As medidas induzem os bancos privados a emprestar, em especial agora em que os juros reais estão perto do zero, mas nada garante que o façam a um custo adequado e compatível com a perspectiva de grave recessão. Por isso o BC criou uma linha temporária especial de liquidez, que dará vazão a debêntures, títulos privados, abrindo espaço nas instituições financeiras para mais empréstimos às empresas. O BC comprará esses títulos no período entre 23 de março e 30 de abril.
Como o setor financeiro é majoritariamente composto por bancos pequenos e médios, que, ao contrário dos grandes, também passam por aperto de liquidez durante as crises, o BC permitiu a captação de recursos a prazo com garantias do Fundo Garantidor de Crédito, até o limite de patrimônio de R$ 2 bilhões. Mais ações estão a caminho. A autoridade monetária estuda a possibilidade de permitir empréstimos por meio de Letras Financeiras com lastro em operações de crédito.
As medidas do BC poderão ao final, se todas forem executadas, tornar disponíveis R$ 1,21 trilhão em recursos ao sistema financeiro.
Uma medida é vital agora: fazer chegar um amplo apoio creditício às micro, pequenas e médias empresas, que empregam dois terços da mão de obra brasileira, e que têm normalmente dificuldades em obter financiamentos bancários. Esse é o principal gargalo da crise pelo lado empresarial e financeiro. O BC tem os bancos públicos do seu lado nesta tarefa, depois que Caixa Econômica Federal e o Banco do Brasil reforçaram suas linhas de crédito.

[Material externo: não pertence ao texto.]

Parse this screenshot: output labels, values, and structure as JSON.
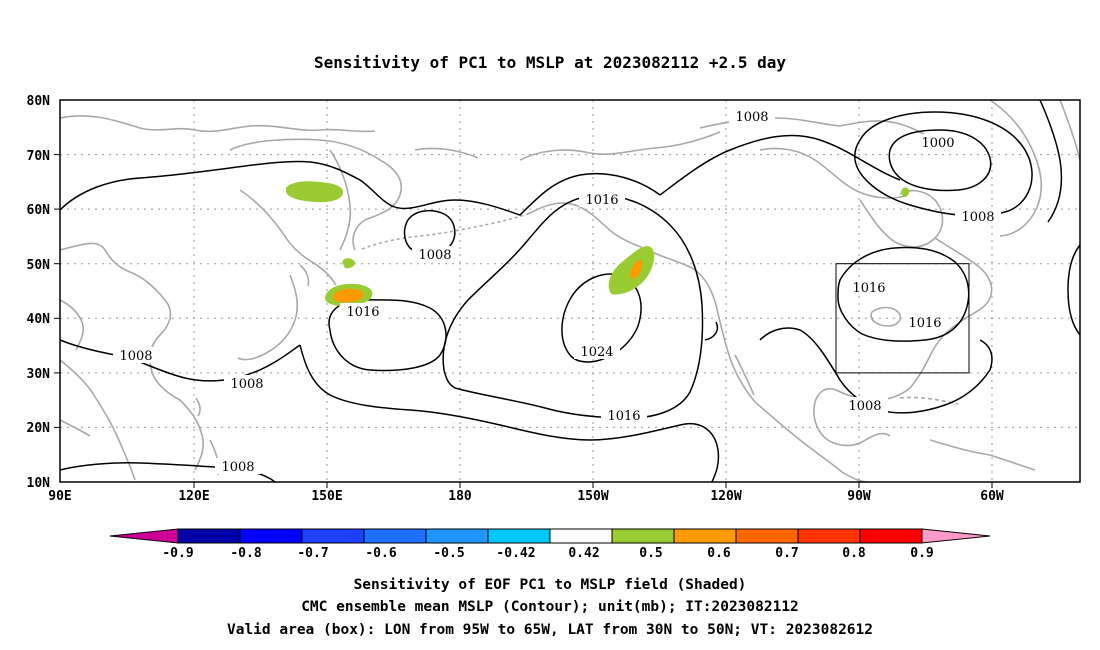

Mas tudo isso ainda pode ser insuficiente, alertam o ex-presidente do BC, Arminio Fraga, e os economistas Vinicius Carrasco e José Alexandre Scheinkman (site Folha de S. Paulo). Eles defendem que o crédito para micro, pequenas e médias empresas precisa ter o máximo de agilidade, o mínimo de burocracia e custo compatível com um ambiente de parada súbita das atividades. Propõem linhas de crédito emergenciais de R$ 120 bilhões, com dinheiro e risco de crédito assumidos pelo Tesouro. Um dos parâmetros poderia ser a necessidade de manutenção da folha de salários por alguns meses, com o compromisso de que os tomadores não realizem demissões no período. Deveriam ter longo período de carência e custo semelhante ao que o Tesouro tem para se financiar, hoje perto de 7% ao ano.
Seria uma ação ousada e inédita no Brasil, mas não no âmbito global. O Federal Reserve americano ampliou ontem seu leque de proteção a todos os cantos do mercado financeiro. Ele vai comprar US$ 300 bilhões em carteiras de empréstimos a PMEs feitas por um órgão oficial especializado neste segmento. Aceitará títulos lastreados em crédito estudantil, cartões de crédito e financiamentos de automóveis.
O Fed já anunciara que comprará comercial papers, papéis de dívida privada, não apenas no mercado secundário, como também no primário. Neste caso serão beneficiadas empresas com grau de investimento, que poderão emitir dívidas novas para esse fim e diferir pagamento de juros e principal por seis meses.
O objetivo das autoridades monetárias, nos EUA e aqui, é impedir uma crise financeira, manter as empresas de pé durante o turbilhão do coronavírus, impedir uma crise financeira e assim salvar o máximo de empregos que for possível.